今度の演奏依頼。「東アジアの楽器に限る」というのでサクソフォンもギターもダメ。
尺八か一節切り(ひとよぎり)という話しもあったが、このたぐいはまず音を出すのに何年もかかりそうなのでお断りした。それなら篳篥(ひちりき)でも、ということにあいなった。
場所は大阪城の近く、ちょっと有名な日本庭園。なるほど。

その篳篥なるもの、初めて手にした。要するに縦笛である。長さ20cm。オーボエより少し大きいダブルリードで鳴らす。
そのリードには「せめ」と呼ばれる籐の輪っかをはめて先っちょの開き具合を調整する。
この「せめ」はサックスのリガッチャーよりもはるかに音の出具合を左右する極めて重要なシロモノであることが後々わかってくる。

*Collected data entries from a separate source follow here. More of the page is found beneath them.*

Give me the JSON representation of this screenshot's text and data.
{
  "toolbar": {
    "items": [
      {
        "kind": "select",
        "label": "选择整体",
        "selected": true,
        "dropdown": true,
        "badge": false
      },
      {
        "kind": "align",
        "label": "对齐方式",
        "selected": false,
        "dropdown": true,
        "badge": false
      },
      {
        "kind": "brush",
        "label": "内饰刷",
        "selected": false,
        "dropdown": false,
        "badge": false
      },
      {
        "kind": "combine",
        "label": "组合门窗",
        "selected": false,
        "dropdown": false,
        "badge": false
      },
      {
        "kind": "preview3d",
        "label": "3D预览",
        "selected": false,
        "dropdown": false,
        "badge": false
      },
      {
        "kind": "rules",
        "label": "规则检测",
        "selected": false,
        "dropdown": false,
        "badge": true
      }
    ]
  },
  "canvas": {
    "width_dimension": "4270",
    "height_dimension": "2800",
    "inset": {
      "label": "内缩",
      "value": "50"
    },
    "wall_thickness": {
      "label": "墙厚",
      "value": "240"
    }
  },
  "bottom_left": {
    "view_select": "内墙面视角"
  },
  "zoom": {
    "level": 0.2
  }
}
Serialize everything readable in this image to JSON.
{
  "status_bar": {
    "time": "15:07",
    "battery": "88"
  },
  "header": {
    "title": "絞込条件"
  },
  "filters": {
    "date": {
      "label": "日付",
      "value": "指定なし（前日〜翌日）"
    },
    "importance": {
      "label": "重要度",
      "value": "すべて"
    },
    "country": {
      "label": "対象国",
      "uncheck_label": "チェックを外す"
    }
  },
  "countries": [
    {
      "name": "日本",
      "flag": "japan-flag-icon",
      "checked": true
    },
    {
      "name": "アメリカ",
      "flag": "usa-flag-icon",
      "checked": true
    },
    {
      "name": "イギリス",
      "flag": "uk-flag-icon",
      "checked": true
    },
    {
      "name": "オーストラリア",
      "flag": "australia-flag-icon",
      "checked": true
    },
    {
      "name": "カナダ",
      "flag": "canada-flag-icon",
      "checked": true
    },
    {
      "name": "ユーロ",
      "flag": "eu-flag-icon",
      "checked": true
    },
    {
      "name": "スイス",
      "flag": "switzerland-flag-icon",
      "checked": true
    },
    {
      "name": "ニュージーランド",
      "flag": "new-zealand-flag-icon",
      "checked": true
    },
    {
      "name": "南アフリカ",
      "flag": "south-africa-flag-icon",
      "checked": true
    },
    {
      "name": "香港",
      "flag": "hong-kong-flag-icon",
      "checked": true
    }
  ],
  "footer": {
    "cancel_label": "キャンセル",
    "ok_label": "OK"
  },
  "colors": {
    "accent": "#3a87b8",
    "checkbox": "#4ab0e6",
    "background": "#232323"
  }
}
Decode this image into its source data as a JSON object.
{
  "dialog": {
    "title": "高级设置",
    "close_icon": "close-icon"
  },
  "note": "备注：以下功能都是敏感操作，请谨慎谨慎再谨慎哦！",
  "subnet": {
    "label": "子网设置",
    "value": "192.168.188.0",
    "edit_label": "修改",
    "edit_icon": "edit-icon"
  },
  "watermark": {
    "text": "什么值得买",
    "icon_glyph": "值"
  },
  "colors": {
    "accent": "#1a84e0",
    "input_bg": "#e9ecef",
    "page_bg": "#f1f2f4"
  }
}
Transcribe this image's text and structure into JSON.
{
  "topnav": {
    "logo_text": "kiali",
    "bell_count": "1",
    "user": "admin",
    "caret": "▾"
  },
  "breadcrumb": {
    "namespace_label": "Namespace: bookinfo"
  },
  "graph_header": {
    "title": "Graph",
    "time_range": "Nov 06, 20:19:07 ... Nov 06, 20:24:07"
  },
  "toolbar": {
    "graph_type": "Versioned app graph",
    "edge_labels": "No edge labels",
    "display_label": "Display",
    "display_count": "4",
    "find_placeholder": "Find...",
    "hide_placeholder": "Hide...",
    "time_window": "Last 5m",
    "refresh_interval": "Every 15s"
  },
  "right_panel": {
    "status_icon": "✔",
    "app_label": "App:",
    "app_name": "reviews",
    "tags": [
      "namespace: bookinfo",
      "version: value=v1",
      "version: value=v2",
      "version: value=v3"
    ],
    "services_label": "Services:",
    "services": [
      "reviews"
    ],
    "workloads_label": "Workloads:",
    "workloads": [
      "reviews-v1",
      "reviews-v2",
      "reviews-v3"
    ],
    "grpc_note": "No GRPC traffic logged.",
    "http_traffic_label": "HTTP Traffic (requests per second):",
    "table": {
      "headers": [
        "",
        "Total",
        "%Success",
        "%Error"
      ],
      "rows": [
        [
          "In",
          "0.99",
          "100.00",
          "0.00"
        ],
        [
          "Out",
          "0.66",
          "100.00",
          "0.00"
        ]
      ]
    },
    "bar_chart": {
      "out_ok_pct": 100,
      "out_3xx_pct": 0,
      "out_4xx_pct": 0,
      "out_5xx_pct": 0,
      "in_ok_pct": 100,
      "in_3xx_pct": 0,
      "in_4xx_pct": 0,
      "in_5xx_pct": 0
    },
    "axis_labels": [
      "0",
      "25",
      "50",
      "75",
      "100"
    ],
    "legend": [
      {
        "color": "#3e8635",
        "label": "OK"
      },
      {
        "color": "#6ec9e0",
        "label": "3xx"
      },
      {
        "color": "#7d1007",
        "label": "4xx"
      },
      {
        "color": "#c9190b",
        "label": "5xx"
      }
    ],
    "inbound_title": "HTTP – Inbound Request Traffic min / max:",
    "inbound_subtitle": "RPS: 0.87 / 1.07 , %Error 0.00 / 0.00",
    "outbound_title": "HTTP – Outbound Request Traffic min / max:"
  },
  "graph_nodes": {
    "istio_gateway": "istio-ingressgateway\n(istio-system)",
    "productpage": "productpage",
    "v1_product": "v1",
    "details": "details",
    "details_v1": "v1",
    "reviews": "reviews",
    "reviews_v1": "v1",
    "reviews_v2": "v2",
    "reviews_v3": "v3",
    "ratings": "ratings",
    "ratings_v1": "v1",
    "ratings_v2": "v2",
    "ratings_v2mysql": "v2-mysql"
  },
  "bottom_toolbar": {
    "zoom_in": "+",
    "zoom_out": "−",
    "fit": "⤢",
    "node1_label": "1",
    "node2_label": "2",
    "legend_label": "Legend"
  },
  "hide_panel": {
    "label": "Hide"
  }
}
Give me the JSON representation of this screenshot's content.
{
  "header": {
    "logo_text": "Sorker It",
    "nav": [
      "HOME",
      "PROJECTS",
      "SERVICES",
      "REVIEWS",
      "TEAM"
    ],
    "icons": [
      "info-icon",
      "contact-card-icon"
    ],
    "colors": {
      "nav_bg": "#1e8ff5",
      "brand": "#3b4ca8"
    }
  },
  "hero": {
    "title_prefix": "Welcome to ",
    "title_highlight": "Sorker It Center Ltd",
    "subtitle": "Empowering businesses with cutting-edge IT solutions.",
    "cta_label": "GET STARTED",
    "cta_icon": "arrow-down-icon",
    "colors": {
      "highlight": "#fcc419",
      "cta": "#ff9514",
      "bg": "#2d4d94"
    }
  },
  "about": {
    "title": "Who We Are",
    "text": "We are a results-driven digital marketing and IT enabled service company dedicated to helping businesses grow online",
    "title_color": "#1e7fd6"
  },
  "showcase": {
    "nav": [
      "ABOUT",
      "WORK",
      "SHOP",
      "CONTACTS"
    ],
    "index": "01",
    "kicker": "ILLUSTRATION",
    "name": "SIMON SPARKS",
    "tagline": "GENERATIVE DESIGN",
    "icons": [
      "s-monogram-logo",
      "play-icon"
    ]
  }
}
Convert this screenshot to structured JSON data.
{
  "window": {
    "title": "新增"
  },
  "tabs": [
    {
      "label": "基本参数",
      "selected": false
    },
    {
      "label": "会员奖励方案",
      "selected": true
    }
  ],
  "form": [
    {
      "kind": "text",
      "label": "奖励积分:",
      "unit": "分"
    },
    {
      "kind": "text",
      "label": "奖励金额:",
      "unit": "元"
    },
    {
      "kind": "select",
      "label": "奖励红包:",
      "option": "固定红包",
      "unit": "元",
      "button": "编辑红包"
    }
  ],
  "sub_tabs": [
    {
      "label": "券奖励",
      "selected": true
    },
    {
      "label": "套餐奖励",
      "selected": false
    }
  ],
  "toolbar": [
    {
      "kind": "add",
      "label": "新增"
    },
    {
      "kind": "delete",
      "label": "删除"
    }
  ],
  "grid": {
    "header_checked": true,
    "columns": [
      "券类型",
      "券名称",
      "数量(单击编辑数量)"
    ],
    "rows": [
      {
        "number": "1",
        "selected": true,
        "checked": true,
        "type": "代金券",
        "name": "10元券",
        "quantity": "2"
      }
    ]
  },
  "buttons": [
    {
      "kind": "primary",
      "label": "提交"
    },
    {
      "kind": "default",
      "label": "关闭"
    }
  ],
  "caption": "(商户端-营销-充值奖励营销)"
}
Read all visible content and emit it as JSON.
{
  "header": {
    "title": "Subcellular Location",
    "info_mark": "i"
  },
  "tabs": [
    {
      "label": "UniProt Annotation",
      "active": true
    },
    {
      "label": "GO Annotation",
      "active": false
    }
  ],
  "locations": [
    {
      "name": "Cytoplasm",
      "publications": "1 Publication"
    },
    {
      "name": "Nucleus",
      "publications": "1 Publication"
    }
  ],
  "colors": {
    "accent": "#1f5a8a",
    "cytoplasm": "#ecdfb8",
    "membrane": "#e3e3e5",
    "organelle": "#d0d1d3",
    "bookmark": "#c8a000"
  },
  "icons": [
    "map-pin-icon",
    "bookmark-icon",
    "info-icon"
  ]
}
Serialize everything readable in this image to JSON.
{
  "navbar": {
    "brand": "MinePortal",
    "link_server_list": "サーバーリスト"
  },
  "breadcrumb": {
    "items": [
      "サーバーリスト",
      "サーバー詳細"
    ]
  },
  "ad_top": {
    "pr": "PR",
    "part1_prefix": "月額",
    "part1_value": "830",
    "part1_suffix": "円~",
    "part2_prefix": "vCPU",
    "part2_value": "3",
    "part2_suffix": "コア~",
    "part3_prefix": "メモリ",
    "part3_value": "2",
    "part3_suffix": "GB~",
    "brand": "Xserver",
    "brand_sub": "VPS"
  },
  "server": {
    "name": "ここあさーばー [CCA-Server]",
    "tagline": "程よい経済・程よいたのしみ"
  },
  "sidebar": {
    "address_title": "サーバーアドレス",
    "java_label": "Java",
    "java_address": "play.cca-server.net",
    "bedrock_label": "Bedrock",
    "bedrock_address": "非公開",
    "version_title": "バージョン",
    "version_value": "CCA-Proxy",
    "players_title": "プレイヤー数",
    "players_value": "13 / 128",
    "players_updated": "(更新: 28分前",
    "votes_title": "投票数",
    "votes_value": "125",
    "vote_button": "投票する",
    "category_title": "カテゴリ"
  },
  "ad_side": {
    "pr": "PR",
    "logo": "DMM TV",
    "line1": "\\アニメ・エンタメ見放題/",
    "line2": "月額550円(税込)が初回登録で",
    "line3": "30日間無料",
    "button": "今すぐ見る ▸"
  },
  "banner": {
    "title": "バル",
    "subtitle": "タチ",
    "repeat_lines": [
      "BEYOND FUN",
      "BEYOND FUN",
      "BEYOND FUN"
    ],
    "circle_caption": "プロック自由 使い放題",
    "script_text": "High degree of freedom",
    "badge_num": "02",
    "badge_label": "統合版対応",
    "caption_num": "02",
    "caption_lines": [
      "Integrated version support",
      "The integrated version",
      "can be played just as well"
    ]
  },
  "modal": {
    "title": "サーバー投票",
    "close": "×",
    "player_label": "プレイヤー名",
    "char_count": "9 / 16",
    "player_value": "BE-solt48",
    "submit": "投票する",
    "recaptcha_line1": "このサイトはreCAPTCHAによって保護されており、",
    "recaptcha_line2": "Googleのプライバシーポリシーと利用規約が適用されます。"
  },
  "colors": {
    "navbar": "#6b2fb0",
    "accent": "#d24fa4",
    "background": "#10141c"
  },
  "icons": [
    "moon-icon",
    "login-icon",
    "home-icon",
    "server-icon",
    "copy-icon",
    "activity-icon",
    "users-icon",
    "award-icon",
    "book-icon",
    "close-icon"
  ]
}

ものの5秒鳴らすのに目まいがする。30秒で口がゆるんでスカスカになる。なんだコリャ。
いろいろ調べると、やっぱりリードだリード。買ってきたままの姿では鳴るわけがないのだ。

かくしてオーボエ奏者と同じ苦労を身にしみて味わうことになった。
商売がら削る道具は何でもござれ。ノミ、小刀、スクレーパ、サンドペーパ・・・。ないのは経験とノウハウ。
サックスのリード削りのノリでやってみる。失敗を想定してもとからリードは2つ買ってある。

削りすぎるとペロンペロンの音になるのはサックスといっしょだろう。削る箇所?とりあえずそれもサックスと同じとしょう。
お茶に漬けながらああでもないこうでもない・・・実はお茶こそ篳篥にとって欠くことのできないアイテムなのだ。

なんとか目まいをせずに鳴らせるようになった。ははぁ、これは面白い。

かの東儀秀樹氏のような音色を一生懸命イメージしてみるが、いささかほど遠い。
独特のポルタメント奏法にも挑戦してみるが、思いっきり野暮ったい。
さらに、きっちりとした平均律の楽器ではないので音痴に聞こえる。というかこれは吹き手が調整できていないからだろう。
何もかも吹いたその日に出来るわけがない。

これで人前で演奏できるのだろうか・・・当日は自作のハープとアンサンブルするプログラムなのだが。
まだ3週間ある。
少なくとも失礼のないようにだけはしなくてはと思うので、夕方ギター作りが終わってから練習する。
小さいころ、日が暮れて笛を鳴らすとヘビが出てくるといつも母に怒られたが、幸い今年の冬は寒いので大丈夫だろう。

どうなるか楽しみやなあ、と思う自分・・・のんき。

コメント

No title

いったい何を始めたんですか?

No title

いっそのこと、先っちょにソプラノサックスのマウスピースをくっつけてみたら??

ちょっとデカすぎるかなぁ???

「西洋と東洋の融合・・・」 とか

No title

yさん、
楽器を作らせていただいた先生が、広く音楽活動をされていて、いつの間にか僕もそのメンバーに加わったという次第。去年からです。毎月何かしらあります。楽しいよ。

No title

吉村@六期さん、
試してみましょう。そんなような楽器、実際にあるようですね。名前わすれたけど。
昔、リコーダーにクラのマウスピースつけて吹いたらルネッサンスみたいな音がして案外いけてました。